Colli di Luni: Red wine

Colli di Luni: Red wine

It has a more or less intense ruby red colour, tending to garnet with aging; the aroma is delicate and vinous, with good structure and well-expressed tannins; the flavour is dry, fine, and harmonious. Red wine. Deep ruby red color when young, turning garnet red if properly aged.

Aroma: Vinous and fragrant when young, becoming broad, intense, persistent, fine, with hints of ripe cherry and black currant, and slight notes of underbrush and spices (cloves and black pepper) when suitably aged.

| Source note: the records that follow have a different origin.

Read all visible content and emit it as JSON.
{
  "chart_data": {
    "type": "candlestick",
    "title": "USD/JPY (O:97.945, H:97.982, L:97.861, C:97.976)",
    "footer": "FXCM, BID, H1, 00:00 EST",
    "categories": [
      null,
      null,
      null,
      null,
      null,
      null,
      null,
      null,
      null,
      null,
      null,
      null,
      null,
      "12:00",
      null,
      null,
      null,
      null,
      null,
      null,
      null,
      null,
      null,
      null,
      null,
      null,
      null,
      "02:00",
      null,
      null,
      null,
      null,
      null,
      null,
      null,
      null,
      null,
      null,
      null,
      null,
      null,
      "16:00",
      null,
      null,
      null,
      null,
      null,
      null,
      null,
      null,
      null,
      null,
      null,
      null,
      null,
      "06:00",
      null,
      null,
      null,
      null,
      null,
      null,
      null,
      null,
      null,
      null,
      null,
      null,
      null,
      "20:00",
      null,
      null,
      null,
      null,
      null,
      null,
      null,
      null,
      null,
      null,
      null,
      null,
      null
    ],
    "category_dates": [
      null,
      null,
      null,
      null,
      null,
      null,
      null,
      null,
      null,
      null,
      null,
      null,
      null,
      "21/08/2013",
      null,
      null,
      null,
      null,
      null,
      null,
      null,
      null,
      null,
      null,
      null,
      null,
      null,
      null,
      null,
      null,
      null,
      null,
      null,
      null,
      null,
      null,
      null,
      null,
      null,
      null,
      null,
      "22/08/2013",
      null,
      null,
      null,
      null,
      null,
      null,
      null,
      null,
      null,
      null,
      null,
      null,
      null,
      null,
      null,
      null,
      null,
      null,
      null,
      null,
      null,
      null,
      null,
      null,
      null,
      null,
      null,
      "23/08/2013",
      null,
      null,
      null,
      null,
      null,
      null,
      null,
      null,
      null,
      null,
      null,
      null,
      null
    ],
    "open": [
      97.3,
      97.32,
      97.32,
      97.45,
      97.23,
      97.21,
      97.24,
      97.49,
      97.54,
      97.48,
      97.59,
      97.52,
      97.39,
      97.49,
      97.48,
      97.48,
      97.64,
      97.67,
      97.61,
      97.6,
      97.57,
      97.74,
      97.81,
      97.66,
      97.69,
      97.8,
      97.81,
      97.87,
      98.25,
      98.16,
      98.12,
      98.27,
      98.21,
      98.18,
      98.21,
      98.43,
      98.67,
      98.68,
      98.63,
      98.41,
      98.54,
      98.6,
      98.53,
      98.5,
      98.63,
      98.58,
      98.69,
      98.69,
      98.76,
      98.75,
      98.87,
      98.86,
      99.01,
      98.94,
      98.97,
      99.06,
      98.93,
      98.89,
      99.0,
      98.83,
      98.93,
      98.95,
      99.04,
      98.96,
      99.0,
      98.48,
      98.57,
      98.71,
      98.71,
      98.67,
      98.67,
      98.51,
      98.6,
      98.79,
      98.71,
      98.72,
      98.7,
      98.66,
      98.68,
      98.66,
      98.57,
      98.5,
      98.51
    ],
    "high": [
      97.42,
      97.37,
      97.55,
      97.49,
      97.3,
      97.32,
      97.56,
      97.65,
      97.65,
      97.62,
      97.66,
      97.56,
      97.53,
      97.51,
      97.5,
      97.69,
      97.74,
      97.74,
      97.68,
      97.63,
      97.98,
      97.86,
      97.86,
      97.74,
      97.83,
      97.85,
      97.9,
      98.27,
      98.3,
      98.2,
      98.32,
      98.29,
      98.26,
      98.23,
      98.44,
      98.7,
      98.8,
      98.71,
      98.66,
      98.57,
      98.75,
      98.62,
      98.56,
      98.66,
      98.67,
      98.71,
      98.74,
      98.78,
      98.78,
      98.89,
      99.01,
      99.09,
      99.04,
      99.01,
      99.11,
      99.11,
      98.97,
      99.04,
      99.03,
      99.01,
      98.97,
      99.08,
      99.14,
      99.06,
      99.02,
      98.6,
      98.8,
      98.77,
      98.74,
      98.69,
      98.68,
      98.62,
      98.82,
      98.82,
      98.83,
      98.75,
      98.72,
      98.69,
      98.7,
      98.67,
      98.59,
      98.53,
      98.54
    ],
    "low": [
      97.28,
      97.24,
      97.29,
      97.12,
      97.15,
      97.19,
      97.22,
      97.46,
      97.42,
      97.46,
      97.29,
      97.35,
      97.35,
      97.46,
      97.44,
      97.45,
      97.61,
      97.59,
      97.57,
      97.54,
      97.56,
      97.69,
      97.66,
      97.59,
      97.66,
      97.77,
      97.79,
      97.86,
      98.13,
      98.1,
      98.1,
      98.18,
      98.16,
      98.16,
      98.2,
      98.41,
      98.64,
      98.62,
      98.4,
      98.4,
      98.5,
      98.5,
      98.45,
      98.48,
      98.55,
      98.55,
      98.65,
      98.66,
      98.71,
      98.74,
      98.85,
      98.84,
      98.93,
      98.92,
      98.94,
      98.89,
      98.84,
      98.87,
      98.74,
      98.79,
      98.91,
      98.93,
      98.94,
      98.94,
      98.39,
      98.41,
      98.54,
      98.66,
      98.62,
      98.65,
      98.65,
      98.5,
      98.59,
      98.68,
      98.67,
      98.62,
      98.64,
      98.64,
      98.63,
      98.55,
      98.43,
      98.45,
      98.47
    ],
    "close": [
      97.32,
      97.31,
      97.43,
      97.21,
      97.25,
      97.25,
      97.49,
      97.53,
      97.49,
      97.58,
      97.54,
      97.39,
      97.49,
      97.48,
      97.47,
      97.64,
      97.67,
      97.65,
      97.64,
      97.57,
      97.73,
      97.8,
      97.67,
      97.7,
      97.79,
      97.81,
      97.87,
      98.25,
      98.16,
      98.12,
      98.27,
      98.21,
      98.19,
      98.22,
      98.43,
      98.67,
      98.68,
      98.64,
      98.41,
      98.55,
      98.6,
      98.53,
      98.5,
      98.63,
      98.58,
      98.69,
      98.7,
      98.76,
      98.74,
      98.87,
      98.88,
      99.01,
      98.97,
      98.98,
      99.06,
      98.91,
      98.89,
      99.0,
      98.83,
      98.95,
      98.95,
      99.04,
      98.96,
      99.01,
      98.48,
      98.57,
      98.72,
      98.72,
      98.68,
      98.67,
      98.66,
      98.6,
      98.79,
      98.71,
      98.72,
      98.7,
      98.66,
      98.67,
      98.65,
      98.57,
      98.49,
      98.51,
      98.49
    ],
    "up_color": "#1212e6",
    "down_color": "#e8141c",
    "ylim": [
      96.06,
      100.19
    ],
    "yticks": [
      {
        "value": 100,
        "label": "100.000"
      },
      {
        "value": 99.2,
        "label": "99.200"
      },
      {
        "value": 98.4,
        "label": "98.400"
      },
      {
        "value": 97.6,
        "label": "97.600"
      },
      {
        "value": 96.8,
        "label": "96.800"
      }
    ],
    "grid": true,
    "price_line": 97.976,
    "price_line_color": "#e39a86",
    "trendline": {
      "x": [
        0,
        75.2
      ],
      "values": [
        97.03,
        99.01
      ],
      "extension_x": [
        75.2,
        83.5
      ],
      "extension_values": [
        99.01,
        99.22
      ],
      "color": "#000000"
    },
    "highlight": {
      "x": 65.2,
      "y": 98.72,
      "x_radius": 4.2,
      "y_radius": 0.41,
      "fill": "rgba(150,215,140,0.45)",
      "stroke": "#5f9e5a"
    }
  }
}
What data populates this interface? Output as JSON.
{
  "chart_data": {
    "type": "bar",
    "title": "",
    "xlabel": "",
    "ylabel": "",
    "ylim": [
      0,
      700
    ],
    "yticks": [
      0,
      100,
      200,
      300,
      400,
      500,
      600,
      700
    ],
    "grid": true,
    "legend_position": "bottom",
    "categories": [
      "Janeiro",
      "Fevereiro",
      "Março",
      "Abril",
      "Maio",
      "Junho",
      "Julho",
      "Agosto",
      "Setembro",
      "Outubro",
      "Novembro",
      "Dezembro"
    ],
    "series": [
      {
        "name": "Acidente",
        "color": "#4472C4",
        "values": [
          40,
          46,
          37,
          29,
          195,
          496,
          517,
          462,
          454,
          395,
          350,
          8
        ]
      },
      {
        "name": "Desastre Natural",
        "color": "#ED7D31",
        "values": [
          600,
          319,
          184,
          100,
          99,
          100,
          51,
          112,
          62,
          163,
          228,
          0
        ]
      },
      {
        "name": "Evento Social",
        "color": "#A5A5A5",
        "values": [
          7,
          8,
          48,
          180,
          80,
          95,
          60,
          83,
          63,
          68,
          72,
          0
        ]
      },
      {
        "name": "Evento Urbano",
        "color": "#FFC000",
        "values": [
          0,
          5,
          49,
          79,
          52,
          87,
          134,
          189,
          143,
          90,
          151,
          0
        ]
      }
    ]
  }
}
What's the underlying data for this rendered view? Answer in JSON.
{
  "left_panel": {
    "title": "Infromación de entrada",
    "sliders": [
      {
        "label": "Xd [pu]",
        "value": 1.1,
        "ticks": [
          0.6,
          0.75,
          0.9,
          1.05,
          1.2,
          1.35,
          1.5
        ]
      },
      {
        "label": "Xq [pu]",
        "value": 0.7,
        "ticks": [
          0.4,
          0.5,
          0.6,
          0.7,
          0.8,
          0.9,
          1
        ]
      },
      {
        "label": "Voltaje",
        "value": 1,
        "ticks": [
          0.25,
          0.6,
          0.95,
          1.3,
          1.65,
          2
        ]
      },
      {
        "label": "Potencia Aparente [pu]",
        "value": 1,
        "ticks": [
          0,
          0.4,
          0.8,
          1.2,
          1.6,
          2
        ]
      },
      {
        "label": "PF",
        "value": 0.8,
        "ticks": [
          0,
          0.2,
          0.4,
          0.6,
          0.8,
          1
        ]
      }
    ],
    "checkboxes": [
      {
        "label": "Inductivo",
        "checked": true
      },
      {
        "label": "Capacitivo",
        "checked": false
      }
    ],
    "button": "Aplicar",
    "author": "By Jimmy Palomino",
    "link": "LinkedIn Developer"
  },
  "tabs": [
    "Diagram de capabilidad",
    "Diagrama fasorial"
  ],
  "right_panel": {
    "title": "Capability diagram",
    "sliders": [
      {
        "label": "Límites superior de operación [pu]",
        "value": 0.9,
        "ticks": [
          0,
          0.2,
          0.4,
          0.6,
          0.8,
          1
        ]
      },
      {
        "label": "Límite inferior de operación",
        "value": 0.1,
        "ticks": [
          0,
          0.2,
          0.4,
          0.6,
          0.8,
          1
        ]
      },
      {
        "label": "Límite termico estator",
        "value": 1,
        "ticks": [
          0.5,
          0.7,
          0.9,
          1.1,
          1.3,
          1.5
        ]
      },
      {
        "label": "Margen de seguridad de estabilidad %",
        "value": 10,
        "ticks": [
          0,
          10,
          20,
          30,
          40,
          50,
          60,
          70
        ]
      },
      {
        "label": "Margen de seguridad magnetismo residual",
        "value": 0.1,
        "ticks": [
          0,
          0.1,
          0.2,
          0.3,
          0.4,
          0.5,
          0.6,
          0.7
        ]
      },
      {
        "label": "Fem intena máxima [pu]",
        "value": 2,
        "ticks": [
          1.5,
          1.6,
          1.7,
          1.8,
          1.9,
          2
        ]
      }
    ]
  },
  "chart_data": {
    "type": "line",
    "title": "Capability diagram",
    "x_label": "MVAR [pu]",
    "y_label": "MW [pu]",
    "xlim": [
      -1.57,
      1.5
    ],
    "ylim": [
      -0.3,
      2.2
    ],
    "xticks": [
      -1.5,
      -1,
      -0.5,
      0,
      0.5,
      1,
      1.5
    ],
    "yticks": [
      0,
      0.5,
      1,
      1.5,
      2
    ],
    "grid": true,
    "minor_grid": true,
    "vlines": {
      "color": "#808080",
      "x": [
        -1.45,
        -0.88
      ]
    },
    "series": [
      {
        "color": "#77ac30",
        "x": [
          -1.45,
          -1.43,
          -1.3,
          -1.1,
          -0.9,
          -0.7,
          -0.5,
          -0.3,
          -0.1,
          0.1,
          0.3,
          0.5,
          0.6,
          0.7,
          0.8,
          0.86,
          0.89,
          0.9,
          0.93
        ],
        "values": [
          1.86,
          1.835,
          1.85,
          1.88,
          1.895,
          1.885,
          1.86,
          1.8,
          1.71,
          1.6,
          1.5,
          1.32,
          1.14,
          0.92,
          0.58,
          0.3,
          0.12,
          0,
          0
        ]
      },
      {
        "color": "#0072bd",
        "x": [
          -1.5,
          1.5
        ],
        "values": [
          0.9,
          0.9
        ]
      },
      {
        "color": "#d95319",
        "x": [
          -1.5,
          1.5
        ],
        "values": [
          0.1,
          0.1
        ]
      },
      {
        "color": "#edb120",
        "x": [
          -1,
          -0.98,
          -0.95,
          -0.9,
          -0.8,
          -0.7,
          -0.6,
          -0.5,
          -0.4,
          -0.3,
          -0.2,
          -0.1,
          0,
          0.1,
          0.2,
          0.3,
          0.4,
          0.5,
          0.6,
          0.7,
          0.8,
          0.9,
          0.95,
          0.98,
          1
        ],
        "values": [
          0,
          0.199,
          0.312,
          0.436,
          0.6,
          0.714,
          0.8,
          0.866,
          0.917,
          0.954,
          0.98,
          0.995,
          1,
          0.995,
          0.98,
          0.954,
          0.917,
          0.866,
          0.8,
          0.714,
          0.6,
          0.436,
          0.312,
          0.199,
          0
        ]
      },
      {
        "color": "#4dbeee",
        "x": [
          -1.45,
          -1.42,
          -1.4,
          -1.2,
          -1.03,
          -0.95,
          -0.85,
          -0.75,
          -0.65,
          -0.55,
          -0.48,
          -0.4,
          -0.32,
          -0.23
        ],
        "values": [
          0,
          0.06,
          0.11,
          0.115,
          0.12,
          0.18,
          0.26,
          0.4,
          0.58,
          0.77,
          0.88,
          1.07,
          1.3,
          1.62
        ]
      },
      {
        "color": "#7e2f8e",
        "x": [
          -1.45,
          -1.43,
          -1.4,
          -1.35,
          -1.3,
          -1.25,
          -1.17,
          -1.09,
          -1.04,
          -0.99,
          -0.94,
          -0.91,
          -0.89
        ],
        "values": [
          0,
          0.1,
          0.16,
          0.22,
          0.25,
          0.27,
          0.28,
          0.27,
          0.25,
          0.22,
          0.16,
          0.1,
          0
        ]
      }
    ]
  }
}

Flavour: Dry and rough when young, becoming dry, warm, savoury, properly tannic, full, and continuous after adequate aging.

Insights

Ideal with first courses of polenta, ravioli, and tortellini with white meat ragout; if aged (Riserva), it pairs very well with grilled white meats, noble poultry casseroles, oven-roasted kid with thyme, fillet in crust, medium-aged pecorino cheese, and many other similar dishes from national and international cuisine.

Features

It is served at 16°C when young, and at 18-19°C if aged (Riserva), in tulip-shaped glasses with a medium stem. It should be stored in a cellar, laying the bottles horizontally on shelves designated for red wines. The optimal consumption time is from one to two years for non-Riserva, and from two to four years for Riserva.

How it's made

It is produced with Sangiovese grapes making up 60-70%, and with Canaiolo, Pollera Nera, and Ciliegiolo Nero grapes, alone or together, comprising at least 15%. Additionally, other recommended and/or authorised black grape varieties for the provinces of La Spezia and Massa Carrara may also contribute, up to a maximum of 25% in the vineyards, with a limit of 10% for Cabernet grape variety.